Et si les tremblements de terre ne faisaient pas que secouer le sol, mais contribuaient aussi à créer… de l’or ? Une récente découverte scientifique révèle un mécanisme fascinant qui lie les séismes à la formation de pépites d’or dans les profondeurs terrestres.
Le lien improbable entre tremblements de terre et pépites d’or
Depuis longtemps, les scientifiques s’interrogent sur la manière dont l’or se regroupe dans certains gisements de quartz. Contrairement à ce qu’on pourrait penser, il ne se répartit pas uniformément dans la roche. Au contraire, il apparaît souvent concentré à des endroits très précis. Alors, pourquoi ces « poches » d’or ?
Une étude publiée en 2024 dans la revue Nature Geoscience propose une réponse captivante : les séismes pourraient jouer un rôle direct dans le dépôt de l’or, grâce aux propriétés surprenantes du quartz.
Le quartz : un minéral qui génère de l’électricité
Le quartz a une capacité étonnante : lorsqu’il est soumis à une pression soudaine, comme lors d’un séisme, il peut produire un champ électrique. C’est ce que l’on appelle la piézoélectricité.
Lorsqu’un tremblement de terre frappe une région où circulent des fluides riches en or, ces ondes sismiques traversent les filons de quartz. Le minéral réagit instantanément en générant une tension électrique.
Et c’est là que tout devient intéressant : cette tension pourrait déclencher la précipitation de l’or, qui passe alors de l’état dissous à de minuscules particules solides.
Des expériences de laboratoire pour reproduire le phénomène
Pour valider cette hypothèse, une équipe de l’université Monash en Australie a mené une expérience inédite. Ils ont :
- Plongé des cristaux de quartz dans une solution contenant de l’or dissous ;
- Reproduit des ondes sismiques pour simuler un tremblement de terre ;
- Observé la formation de nanoparticules d’or sur les cristaux.
Selon les chercheurs, ces particules minuscules sont les premières briques des pépites d’or. Mieux encore, l’or qui s’est déjà déposé attire davantage de métal lors de futurs séismes. Un phénomène de croissance cumulative s’installe.
Des pépites qui grossissent à chaque choc
À chaque nouveau tremblement de terre, la roche se fracture davantage. Cela réactive la circulation des fluides métalliques et recharge la tension dans le quartz.

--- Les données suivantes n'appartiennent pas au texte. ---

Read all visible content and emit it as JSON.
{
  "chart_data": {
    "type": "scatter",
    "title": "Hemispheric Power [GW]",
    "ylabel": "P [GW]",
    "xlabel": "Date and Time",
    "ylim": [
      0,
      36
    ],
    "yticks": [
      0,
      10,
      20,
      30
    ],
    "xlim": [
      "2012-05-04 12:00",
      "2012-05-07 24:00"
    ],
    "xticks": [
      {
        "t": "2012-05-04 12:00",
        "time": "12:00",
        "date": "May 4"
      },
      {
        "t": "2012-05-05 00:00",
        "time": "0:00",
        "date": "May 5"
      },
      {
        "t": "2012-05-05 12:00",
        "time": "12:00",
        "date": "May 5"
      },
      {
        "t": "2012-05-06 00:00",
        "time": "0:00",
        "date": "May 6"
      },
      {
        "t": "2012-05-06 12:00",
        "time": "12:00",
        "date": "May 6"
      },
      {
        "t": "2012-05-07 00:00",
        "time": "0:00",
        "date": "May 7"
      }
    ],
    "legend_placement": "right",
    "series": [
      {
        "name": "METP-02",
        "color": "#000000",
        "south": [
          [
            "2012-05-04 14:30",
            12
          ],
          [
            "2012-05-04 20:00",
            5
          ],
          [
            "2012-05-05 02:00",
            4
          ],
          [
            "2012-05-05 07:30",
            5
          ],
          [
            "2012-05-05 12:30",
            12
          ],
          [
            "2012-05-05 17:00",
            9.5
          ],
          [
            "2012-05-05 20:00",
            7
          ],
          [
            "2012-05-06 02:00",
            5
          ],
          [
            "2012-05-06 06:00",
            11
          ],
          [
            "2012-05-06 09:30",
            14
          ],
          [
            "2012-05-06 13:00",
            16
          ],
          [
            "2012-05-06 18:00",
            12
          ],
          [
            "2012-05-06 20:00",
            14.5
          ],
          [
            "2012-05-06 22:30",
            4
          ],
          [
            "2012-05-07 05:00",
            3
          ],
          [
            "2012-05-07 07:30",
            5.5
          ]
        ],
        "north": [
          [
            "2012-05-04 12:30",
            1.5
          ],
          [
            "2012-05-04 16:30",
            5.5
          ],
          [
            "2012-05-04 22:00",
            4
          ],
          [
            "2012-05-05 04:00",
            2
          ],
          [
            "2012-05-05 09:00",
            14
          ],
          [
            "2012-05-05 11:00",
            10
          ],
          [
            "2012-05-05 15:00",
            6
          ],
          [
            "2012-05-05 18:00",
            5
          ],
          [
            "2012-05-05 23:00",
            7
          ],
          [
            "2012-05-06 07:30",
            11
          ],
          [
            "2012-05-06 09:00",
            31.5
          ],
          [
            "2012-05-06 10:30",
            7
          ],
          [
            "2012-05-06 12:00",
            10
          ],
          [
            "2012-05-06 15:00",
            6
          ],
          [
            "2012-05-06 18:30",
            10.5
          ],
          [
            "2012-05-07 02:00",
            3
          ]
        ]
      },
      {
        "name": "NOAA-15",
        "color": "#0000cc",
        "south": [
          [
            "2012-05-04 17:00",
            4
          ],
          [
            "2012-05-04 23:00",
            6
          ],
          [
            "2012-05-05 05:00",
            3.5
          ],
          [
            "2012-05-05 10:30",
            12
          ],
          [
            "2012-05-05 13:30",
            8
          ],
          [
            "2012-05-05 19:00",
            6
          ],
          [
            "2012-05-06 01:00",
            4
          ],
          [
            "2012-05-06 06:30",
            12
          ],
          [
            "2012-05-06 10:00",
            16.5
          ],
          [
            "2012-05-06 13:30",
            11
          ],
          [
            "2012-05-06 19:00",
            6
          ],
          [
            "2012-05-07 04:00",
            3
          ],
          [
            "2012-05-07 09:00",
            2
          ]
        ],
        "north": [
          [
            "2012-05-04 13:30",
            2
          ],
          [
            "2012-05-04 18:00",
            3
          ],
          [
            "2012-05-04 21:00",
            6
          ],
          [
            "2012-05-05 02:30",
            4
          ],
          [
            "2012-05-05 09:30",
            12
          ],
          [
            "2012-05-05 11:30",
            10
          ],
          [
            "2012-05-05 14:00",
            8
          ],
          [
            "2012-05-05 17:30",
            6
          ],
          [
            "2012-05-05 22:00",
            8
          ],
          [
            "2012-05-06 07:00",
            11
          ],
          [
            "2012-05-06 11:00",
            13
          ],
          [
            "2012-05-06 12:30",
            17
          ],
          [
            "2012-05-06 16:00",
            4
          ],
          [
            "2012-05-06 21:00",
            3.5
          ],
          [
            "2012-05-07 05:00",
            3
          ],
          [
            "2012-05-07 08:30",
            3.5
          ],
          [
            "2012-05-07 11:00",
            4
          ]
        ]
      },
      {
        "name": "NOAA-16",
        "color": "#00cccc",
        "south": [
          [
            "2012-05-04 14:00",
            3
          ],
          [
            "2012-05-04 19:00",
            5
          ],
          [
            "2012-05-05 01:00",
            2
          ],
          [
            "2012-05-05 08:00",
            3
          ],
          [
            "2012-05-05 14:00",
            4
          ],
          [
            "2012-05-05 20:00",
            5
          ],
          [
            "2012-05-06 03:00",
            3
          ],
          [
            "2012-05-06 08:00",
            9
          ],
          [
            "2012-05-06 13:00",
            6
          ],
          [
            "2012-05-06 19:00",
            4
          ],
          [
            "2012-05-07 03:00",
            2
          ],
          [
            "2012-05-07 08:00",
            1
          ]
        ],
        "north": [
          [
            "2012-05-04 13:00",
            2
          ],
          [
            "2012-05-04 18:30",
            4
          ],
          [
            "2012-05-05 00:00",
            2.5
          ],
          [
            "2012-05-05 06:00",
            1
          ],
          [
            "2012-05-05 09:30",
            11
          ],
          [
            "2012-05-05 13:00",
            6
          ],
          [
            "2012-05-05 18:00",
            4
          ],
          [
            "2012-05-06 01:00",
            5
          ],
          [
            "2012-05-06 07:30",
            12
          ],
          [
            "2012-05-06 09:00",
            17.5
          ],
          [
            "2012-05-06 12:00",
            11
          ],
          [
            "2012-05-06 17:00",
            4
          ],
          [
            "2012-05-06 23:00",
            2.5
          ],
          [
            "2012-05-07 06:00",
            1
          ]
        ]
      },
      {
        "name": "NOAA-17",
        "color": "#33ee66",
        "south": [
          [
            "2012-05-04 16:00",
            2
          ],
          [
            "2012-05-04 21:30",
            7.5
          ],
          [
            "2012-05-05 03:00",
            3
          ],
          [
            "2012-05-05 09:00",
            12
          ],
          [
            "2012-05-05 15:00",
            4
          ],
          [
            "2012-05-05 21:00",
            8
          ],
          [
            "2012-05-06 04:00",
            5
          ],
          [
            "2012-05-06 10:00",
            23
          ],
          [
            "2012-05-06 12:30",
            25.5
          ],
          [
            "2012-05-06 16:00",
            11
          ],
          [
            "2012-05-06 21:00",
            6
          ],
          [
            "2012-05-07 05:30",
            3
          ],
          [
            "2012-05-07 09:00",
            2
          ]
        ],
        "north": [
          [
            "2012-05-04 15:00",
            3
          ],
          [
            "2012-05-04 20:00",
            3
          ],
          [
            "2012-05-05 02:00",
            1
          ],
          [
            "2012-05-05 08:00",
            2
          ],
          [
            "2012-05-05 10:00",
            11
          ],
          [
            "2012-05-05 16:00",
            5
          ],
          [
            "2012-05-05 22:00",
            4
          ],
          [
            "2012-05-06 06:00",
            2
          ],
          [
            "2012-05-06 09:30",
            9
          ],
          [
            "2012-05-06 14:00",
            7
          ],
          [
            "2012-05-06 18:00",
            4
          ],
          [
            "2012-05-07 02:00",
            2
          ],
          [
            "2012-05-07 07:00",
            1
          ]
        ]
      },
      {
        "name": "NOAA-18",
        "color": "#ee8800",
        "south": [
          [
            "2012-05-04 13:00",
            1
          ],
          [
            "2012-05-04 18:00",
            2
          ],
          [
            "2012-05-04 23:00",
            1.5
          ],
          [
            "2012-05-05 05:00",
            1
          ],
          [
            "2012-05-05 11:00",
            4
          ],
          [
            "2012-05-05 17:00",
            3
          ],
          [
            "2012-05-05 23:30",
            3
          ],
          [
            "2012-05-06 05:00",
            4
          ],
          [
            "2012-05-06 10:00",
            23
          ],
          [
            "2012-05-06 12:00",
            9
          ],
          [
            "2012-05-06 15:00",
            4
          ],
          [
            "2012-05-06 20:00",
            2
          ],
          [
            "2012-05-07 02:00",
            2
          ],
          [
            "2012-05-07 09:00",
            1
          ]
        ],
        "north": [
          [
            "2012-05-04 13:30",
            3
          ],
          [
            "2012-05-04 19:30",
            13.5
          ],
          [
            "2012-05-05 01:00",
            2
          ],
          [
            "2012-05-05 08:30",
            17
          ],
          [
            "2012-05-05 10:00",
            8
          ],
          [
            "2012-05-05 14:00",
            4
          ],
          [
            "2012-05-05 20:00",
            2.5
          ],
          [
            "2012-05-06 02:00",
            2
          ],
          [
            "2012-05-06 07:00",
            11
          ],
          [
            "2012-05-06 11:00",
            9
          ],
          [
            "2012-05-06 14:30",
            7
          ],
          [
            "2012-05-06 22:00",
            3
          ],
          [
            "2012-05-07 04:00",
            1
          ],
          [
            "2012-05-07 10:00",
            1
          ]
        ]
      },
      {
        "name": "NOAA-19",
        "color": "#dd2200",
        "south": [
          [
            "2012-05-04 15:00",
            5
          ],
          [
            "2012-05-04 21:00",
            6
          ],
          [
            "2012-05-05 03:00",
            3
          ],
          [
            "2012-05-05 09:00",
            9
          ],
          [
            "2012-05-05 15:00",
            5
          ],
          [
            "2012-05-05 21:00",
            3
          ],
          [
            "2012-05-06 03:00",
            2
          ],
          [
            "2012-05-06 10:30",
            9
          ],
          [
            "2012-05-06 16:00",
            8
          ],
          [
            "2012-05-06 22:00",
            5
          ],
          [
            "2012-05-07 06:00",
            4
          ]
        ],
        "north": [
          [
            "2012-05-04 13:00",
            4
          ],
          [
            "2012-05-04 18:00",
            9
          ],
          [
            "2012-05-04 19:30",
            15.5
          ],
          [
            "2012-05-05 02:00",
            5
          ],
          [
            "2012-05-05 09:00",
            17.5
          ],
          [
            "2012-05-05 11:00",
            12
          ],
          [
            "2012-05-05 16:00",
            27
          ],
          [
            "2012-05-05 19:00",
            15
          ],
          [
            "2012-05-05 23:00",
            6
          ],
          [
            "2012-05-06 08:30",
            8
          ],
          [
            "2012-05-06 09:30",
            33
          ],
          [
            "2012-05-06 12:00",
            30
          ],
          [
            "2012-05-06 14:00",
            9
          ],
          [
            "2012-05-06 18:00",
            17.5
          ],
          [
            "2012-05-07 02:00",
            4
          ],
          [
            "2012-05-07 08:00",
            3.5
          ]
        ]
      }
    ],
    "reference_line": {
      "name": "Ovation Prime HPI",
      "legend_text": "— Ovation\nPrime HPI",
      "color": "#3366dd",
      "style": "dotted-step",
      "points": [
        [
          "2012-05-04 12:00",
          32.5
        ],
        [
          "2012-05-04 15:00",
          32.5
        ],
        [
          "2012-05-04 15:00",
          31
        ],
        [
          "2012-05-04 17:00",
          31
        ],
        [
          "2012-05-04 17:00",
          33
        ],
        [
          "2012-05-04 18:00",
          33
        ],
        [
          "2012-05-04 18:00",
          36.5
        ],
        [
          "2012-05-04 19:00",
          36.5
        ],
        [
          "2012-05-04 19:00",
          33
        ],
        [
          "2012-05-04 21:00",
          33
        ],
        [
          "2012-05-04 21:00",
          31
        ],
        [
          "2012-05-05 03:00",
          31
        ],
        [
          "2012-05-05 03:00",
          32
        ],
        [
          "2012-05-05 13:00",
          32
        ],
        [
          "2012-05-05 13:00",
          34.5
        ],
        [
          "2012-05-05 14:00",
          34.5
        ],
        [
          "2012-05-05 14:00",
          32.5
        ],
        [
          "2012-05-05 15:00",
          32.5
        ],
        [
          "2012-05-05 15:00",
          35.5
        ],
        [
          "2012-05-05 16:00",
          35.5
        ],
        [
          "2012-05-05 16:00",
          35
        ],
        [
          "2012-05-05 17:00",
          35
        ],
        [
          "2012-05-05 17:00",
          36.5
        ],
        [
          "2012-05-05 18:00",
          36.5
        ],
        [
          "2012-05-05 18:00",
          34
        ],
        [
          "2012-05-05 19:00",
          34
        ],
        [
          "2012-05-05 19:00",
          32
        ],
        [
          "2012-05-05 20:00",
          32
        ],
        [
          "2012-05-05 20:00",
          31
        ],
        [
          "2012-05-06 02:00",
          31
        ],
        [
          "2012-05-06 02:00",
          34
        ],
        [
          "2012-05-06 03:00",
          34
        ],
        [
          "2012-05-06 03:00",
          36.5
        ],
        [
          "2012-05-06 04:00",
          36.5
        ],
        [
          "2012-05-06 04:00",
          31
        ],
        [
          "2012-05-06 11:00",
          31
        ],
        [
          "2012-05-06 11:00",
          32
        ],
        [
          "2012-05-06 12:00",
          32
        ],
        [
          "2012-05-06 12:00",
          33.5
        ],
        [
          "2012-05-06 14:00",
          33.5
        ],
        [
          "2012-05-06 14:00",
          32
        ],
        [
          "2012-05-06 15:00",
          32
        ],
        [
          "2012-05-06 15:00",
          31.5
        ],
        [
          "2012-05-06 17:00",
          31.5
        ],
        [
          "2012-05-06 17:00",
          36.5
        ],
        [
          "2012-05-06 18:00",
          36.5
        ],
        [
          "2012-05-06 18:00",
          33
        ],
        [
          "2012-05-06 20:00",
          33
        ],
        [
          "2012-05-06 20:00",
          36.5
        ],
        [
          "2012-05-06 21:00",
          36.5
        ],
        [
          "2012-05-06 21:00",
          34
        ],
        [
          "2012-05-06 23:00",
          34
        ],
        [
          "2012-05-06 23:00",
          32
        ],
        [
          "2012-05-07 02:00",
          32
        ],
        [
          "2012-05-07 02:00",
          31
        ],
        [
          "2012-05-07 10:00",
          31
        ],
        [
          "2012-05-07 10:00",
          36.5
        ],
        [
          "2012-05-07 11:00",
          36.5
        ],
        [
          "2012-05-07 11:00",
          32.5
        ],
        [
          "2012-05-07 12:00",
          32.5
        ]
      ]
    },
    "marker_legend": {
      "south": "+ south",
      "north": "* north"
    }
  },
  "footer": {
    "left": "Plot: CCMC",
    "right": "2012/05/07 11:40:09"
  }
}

Ce cycle répétitif crée des conditions idéales pour que des pépites d’or se forment, puis grossissent petit à petit :
- Les fluides transportent de l’or dissous ;
- Les secousses génèrent un champ électrique dans le quartz ;
- L’or se dépose sur l’or déjà existant, consolidant les structures métalliques ;
- Le processus se répète sur des milliers d’années.
Ce mécanisme expliquerait aussi pourquoi les plus gros gisements orogéniques du monde se trouvent dans des zones très sismiques.
Une nouvelle fenêtre sur la géologie de l’or
L’un des aspects les plus fascinants de cette recherche, c’est la possibilité de former de l’or dans un laboratoire. Attention, il ne s’agit pas de créer de l’or à partir de rien — ce n’est pas de l’alchimie. Il faut déjà de l’or dissous dans le fluide. Mais l’étude éclaire mieux comment l’or peut passer de l’invisible au tangible.
Malheureusement pour les chercheurs d’or, cette découverte ne permet pas encore de localiser précisément des filons exploitables. Les signaux piézoélectriques peuvent indiquer la présence de quartz, mais ils ne garantissent pas qu’il contienne de l’or.
Quel avenir pour cette découverte ?
Comprendre ce processus pourrait changer la manière dont on étudie les gisements aurifères, et même comment on les exploite. Cela ouvre aussi la porte à des méthodes d’exploration plus fines, basées sur la détection de champs électriques ou de signaux sismiques efficaces.
Et plus encore : cette découverte établit un lien entre deux mondes que l’on croyait éloignés — la dynamique sismique et la chimie des métaux précieux. De quoi faire vibrer autant les géologues que les amateurs de mystères souterrains.